Carroll and Jodee Blanco recreate the life and career of John Kennedy Toole, author of A Confederacy of Dunces, in I, John Kennedy Toole (Pegasus, May.).
Why did you write a novel about Toole instead of a biography?
I originally proposed a biography to an agent, Andrew Wylie, who was very enthusiastic about the idea. He was sure he could get a large advance. In the end, though, there simply wasn’t enough information, and my coauthor and I realized it had to be done as a nonfiction novel. We had to fill in the backstory on how Toole came to create his highly unusual hero, Ignatius J. Reilly.
How did you divide the writing between you and your coauthor?
I outlined each chapter. Jodee, who is based in Chicago, would write a first draft, then I’d edit and rewrite from New York. We talked to family members and from their shorthand responses we wrote the dialogue between Toole and his mother and others. It took us three years.
You treat Robert Gottlieb, the Simon & Schuster editor who encouraged Toole and ultimately rejected A Confederacy of Dunces, with great sympathy. Why so?
Gottlieb deserves credit for recognizing that there was something important there, but he had no idea how sensitive Toole was. After he rejected A Confederacy of Dunces, he assumed Toole would go elsewhere. But the tragedy is that Toole didn’t do that.
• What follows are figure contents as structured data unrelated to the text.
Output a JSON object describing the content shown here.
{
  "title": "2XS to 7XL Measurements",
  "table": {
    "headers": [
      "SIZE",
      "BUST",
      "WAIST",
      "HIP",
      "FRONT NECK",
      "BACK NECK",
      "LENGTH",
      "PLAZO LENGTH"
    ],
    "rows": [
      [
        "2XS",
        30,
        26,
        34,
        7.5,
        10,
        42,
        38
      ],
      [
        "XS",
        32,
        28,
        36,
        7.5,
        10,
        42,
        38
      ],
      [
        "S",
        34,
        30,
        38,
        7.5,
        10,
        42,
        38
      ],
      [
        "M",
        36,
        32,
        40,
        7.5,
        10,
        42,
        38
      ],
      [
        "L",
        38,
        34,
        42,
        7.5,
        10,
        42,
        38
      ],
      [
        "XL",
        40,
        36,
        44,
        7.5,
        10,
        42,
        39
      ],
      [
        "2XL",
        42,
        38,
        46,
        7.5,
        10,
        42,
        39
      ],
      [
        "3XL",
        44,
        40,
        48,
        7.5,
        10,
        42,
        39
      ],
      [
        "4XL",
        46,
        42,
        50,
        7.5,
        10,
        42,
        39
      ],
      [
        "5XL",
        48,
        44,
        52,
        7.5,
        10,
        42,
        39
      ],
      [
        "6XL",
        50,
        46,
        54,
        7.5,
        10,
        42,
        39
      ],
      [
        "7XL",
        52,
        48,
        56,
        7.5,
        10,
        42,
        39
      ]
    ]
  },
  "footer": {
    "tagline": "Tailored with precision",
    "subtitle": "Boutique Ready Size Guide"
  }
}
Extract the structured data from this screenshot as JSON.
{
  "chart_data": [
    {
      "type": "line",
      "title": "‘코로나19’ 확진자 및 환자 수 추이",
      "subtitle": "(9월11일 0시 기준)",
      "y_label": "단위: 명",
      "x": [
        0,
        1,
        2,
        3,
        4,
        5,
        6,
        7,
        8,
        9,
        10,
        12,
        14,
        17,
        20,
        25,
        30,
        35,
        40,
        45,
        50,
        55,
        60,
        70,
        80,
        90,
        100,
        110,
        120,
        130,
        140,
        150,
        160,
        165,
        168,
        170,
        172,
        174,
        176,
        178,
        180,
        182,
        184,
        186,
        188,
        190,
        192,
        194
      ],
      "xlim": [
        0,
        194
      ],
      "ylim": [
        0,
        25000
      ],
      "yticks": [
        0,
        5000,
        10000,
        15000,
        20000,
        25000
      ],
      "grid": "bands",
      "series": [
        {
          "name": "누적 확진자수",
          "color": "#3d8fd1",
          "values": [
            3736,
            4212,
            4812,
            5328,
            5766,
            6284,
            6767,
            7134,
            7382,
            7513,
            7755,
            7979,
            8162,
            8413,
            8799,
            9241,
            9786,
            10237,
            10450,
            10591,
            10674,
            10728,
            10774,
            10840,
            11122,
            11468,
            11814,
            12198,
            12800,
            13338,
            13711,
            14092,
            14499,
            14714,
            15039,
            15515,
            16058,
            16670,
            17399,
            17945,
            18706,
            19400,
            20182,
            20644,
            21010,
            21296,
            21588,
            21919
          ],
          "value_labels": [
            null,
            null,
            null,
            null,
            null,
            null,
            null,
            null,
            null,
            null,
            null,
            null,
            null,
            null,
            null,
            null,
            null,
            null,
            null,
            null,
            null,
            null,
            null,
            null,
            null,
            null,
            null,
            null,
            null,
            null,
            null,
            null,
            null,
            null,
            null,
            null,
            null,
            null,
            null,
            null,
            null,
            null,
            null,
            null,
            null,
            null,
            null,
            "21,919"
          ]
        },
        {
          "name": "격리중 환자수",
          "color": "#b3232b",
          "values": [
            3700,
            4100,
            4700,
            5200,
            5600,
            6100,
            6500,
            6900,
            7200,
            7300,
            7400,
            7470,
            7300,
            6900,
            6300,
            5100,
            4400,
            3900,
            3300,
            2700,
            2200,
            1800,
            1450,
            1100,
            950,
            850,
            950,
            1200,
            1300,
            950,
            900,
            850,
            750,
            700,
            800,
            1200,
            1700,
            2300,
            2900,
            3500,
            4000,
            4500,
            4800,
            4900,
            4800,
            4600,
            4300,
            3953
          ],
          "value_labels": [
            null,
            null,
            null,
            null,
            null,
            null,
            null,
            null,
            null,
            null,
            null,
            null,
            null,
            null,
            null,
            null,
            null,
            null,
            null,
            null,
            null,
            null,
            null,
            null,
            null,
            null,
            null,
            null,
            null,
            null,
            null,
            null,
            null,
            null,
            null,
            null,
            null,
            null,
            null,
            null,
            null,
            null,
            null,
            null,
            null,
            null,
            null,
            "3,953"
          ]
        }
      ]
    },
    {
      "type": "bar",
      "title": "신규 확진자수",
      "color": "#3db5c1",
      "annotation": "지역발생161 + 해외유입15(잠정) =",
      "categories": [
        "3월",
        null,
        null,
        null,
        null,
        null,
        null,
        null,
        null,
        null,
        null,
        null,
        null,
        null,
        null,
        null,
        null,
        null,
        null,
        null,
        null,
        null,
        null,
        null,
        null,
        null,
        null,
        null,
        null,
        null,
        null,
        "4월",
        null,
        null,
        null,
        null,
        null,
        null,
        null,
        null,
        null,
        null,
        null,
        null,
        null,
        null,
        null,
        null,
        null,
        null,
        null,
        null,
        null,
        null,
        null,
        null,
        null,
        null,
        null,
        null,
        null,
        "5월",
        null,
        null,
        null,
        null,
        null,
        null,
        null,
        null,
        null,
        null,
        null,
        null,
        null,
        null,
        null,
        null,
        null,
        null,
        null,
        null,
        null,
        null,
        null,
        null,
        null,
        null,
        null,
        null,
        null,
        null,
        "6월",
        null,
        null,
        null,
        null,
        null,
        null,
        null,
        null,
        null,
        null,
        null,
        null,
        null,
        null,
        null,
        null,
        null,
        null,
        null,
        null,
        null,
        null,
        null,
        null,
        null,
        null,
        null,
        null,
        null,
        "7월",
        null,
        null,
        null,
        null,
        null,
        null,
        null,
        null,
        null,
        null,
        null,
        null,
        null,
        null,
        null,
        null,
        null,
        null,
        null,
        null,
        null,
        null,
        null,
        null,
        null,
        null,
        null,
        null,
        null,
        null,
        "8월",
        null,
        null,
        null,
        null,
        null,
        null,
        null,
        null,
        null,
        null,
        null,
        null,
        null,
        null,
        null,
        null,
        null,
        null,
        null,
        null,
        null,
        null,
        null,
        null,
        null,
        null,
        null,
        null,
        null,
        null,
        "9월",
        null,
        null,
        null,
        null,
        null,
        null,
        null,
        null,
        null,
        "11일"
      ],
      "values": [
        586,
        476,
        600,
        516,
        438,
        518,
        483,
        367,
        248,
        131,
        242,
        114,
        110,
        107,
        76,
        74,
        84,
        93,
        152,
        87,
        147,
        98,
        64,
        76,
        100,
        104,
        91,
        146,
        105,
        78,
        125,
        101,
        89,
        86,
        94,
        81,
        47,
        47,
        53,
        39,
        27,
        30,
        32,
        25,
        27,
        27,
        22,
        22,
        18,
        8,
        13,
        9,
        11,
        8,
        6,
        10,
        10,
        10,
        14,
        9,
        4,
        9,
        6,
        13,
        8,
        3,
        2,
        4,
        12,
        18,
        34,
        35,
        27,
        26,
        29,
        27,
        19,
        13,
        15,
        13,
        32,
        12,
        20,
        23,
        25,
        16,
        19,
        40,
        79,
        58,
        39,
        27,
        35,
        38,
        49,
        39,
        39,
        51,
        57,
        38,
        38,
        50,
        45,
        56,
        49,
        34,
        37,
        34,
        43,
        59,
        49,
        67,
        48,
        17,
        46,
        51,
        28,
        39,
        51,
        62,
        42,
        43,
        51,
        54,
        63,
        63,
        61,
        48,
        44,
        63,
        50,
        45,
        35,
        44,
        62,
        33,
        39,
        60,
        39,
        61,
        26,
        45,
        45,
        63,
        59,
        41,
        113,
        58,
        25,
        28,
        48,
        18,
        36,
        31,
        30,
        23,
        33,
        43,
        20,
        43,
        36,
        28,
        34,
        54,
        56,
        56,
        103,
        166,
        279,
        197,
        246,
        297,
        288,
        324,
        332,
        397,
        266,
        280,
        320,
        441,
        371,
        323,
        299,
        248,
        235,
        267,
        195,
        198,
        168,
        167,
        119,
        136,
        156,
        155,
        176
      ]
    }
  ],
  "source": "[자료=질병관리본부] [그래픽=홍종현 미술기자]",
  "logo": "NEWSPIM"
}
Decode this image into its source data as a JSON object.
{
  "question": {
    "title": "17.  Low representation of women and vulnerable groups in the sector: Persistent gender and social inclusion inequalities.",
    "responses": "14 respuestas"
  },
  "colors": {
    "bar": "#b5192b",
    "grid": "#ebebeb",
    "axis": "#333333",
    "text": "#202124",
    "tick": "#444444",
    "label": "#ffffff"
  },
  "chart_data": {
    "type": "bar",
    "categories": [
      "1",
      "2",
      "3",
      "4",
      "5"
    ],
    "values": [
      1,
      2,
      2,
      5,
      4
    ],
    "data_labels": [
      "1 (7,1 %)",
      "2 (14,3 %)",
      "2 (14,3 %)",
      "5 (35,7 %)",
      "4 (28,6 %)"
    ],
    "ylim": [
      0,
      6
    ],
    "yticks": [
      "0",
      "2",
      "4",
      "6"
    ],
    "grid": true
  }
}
He was too discouraged to pursue other publishers.
The book mentions a forgotten 1968 novel, Superworm, which Gottlieb edited and highly touted just before moving to Knopf. Did you read it?
No, but Jodee did. She didn’t think it was very good.
Why did you invent a fictional journalist to research Toole’s life?
To cover all the later history after Toole killed himself in 1969, in particular all the failed efforts to make a movie of A Confederacy of Dunces. John Belushi was the first actor selected to play Ignatius, but he died. Other actors had similar bad luck. Then there’s the story of Thelma Toole, the author’s mother. She submitted the manuscript eight times before she finally hand-delivered it to Walker Percy. Percy being a Southern gentleman, he felt he had to at least read a few pages. And of course, it was Percy who ensured that it was published in 1980 by LSU Press.
In your research, did you come across evidence of a lost manuscript, as suggested at the end of the book?
That part’s not made up. It came from a couple of different sources—family members who were aware that Toole kept a manuscript in his bedroom closet. It was apparently thrown out when his parents sold the New Orleans house and moved.